Venerdì 8 maggio 2026 alle ore 17 nella Sala Conferenze Openspace all’interno del Palazzo dell’Annunziata in Piazza Vittorio Veneto 1 a Matera sarà presentato il volume “A History of Matera” di Rosalba Demetrio. L’evento è promosso dalla Fondazione Zétema e dal FAI Basilicata. Dopo i saluti istituzionali del Sindaco, Antonio Nicoletti, la lettura del testo sarà accompagnata dalle riflessioni di Raffaello de Ruggieri, Presidente della Fondazione Zétema di Matera, e di Francesca Sogliani, Vicedirettrice DIUSS dell’Unibas e Delegata Regionale Università del FAI Basilicata.
La pubblicazione ripercorre con rigore scientifico la perennità della vicenda insediativa di Matera, partendo dalle origini della sua genesi (la preistoria) fino agli eventi più significativi della nostra età contemporanea.
Il lettore è accompagnato quasi per mano, lungo i declivi della Gravina ed i terrazzamenti delle lame della Murgia all’incontro stimolante e puntuale con le cadenze di vita testimoniate da uno spazio geografico che si è fatto storia. Non è il racconto superficiale e sciatto, condizionato dalla fretta di una guida per visitatori conformisti, bensì la ricostruzione storica della presenza umana sul territorio, senza soluzione di continuità.
Il visitatore attento, che vuole sfuggire al bagliore prodigioso ma effimero della visione urbana di Matera, potrà conoscere i cammini umani che hanno cadenzato i tempi della preistoria, della protostoria, della età classica, del medioevo, dell’età moderna e dell’età contemporanea.
La pubblicazione, in lingua inglese, racchiude uno stimolante scrigno comunicativo, capace di tradurre la visita dell’attento visitatore nella scoperta di un luogo unico e universale testimoniante un ambiente fecondato dalla presenza dell’uomo. Matera, infatti, è la più straordinaria interpretazione urbana della natura.

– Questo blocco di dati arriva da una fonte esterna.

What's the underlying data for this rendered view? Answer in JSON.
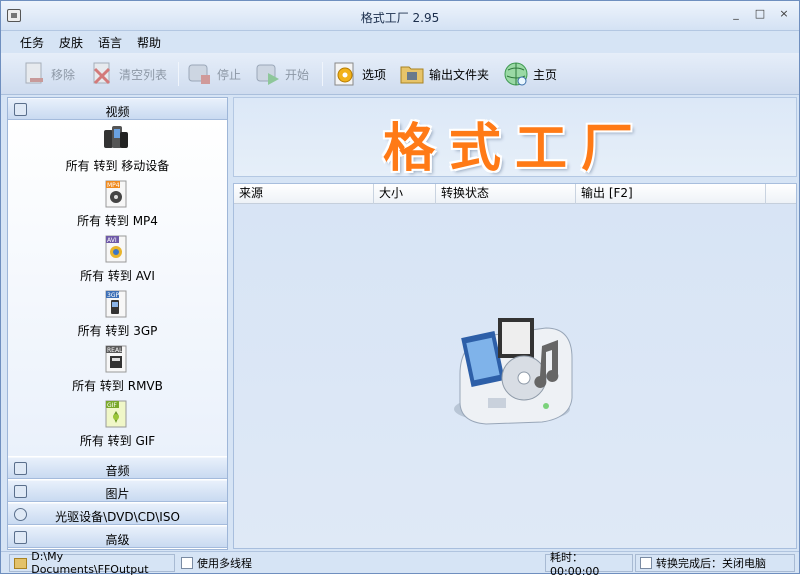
{
  "window": {
    "title": "格式工厂 2.95",
    "controls": [
      "_",
      "□",
      "×"
    ]
  },
  "menu": [
    "任务",
    "皮肤",
    "语言",
    "帮助"
  ],
  "toolbar": {
    "remove": "移除",
    "clear": "清空列表",
    "stop": "停止",
    "start": "开始",
    "options": "选项",
    "output_folder": "输出文件夹",
    "home": "主页"
  },
  "sidebar": {
    "video_header": "视频",
    "video_items": [
      {
        "label": "所有 转到 移动设备",
        "icon": "mobile-devices-icon"
      },
      {
        "label": "所有 转到 MP4",
        "icon": "mp4-icon",
        "badge": "MP4"
      },
      {
        "label": "所有 转到 AVI",
        "icon": "avi-icon",
        "badge": "AVI"
      },
      {
        "label": "所有 转到 3GP",
        "icon": "3gp-icon",
        "badge": "3GP"
      },
      {
        "label": "所有 转到 RMVB",
        "icon": "rmvb-icon",
        "badge": "REAL"
      },
      {
        "label": "所有 转到 GIF",
        "icon": "gif-icon",
        "badge": "GIF"
      }
    ],
    "audio_header": "音频",
    "image_header": "图片",
    "disc_header": "光驱设备\\DVD\\CD\\ISO",
    "advanced_header": "高级"
  },
  "banner": {
    "logo": "格式工厂"
  },
  "table": {
    "columns": [
      "来源",
      "大小",
      "转换状态",
      "输出 [F2]"
    ]
  },
  "statusbar": {
    "output_path": "D:\\My Documents\\FFOutput",
    "multithread": "使用多线程",
    "elapsed": "耗时：00:00:00",
    "after_done": "转换完成后：关闭电脑"
  },
  "colors": {
    "logo": "#ff7a16",
    "panel": "#d6e4f5"
  }
}
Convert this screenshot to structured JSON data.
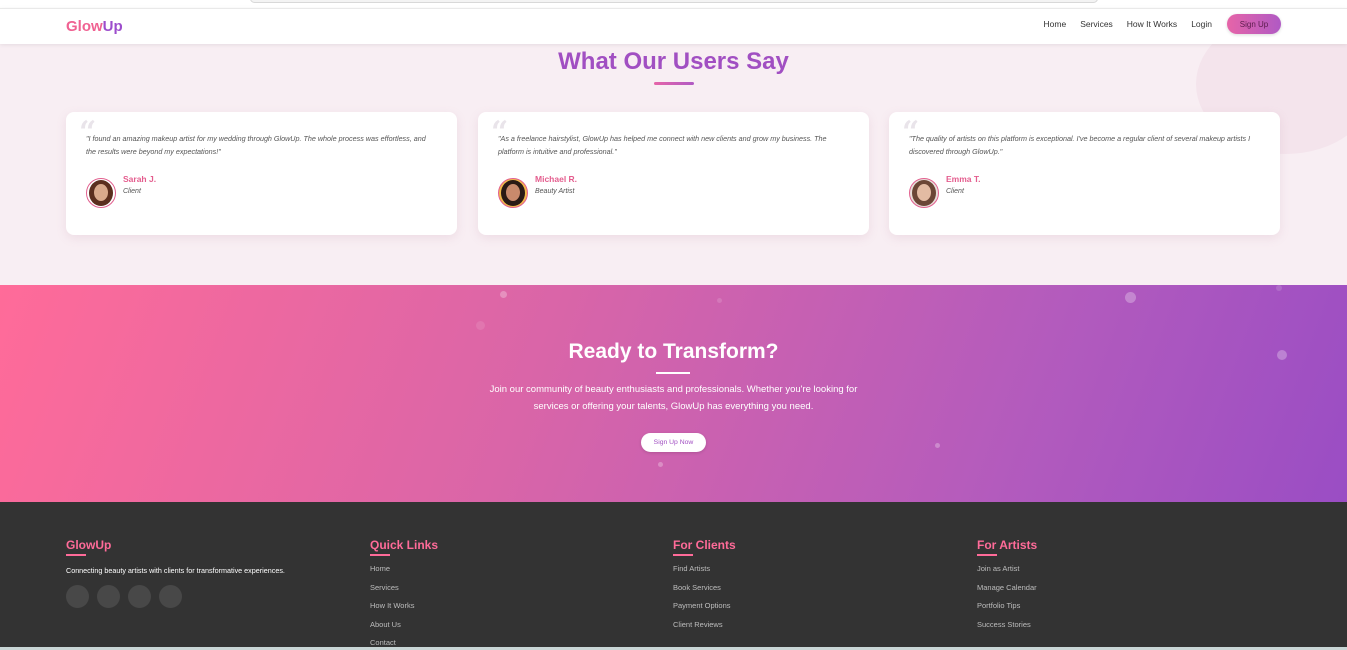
{
  "navbar": {
    "logo_part1": "Glow",
    "logo_part2": "Up",
    "links": [
      "Home",
      "Services",
      "How It Works",
      "Login"
    ],
    "signup_label": "Sign Up"
  },
  "testimonials": {
    "title": "What Our Users Say",
    "items": [
      {
        "quote": "\"I found an amazing makeup artist for my wedding through GlowUp. The whole process was effortless, and the results were beyond my expectations!\"",
        "name": "Sarah J.",
        "role": "Client"
      },
      {
        "quote": "\"As a freelance hairstylist, GlowUp has helped me connect with new clients and grow my business. The platform is intuitive and professional.\"",
        "name": "Michael R.",
        "role": "Beauty Artist"
      },
      {
        "quote": "\"The quality of artists on this platform is exceptional. I've become a regular client of several makeup artists I discovered through GlowUp.\"",
        "name": "Emma T.",
        "role": "Client"
      }
    ]
  },
  "cta": {
    "title": "Ready to Transform?",
    "text": "Join our community of beauty enthusiasts and professionals. Whether you're looking for services or offering your talents, GlowUp has everything you need.",
    "button_label": "Sign Up Now"
  },
  "footer": {
    "brand": {
      "heading": "GlowUp",
      "tagline": "Connecting beauty artists with clients for transformative experiences."
    },
    "quick_links": {
      "heading": "Quick Links",
      "links": [
        "Home",
        "Services",
        "How It Works",
        "About Us",
        "Contact"
      ]
    },
    "for_clients": {
      "heading": "For Clients",
      "links": [
        "Find Artists",
        "Book Services",
        "Payment Options",
        "Client Reviews"
      ]
    },
    "for_artists": {
      "heading": "For Artists",
      "links": [
        "Join as Artist",
        "Manage Calendar",
        "Portfolio Tips",
        "Success Stories"
      ]
    }
  },
  "colors": {
    "brand_pink": "#f06292",
    "brand_purple": "#9c4dcc",
    "footer_bg": "#333333",
    "testimonial_bg": "#f8eef3"
  }
}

Rosalba Demetrio sa che Matera non è una città soltanto da guardare, ma una città da capire, perché questo cumulo di roccia (méta) che ha ospitato per millenni donne e uomini è la rappresentazione stessa della eterna vicenda dell’uomo, con le sue altalene temporali di crisi e di vittorie.
Per la forza del messaggio ed il rigore del racconto il volume sarà compagno prezioso per quanti vorranno entrare nella atmosfera irripetibile di Matera.
Le conclusioni dell’opera rappresentano non il lieto fine del libro, ma tracciano con rigore critico l’attuale momento di Matera. Superato il tempo in cui la miseria aveva umiliato le donne e gli uomini, tanto da farli arrossire persino delle proprie virtù, Matera è passata dalla sofferta fragilità sociale alla conquista di un prodigioso civismo attivo, segnato dal riconoscimento Unesco e culminato nella designazione a Capitale Europea della Cultura 2019.
Se è vero che l’eredità del 2019 è stata la reputazione internazionale della città e la fierezza dei cittadini, oggi si vive una pausa … di riflessione, anzi una pausa di pericolosa distrazione, tradotta nella continua mercificazione del patrimonio culturale.
Il libro pone allora questi quesiti: l’attuale turismo di occupazione serve alla città? Come possiamo contenere un turismo mordi e fuggi che erode l’identità del luogo e tradisce la missione culturale della città, tanto da imporre a Mel Gibson di trovare altrove l’unicità perduta di Matera? Il libro di Rosalba Demetrio invita a questo esame di coscienza civica.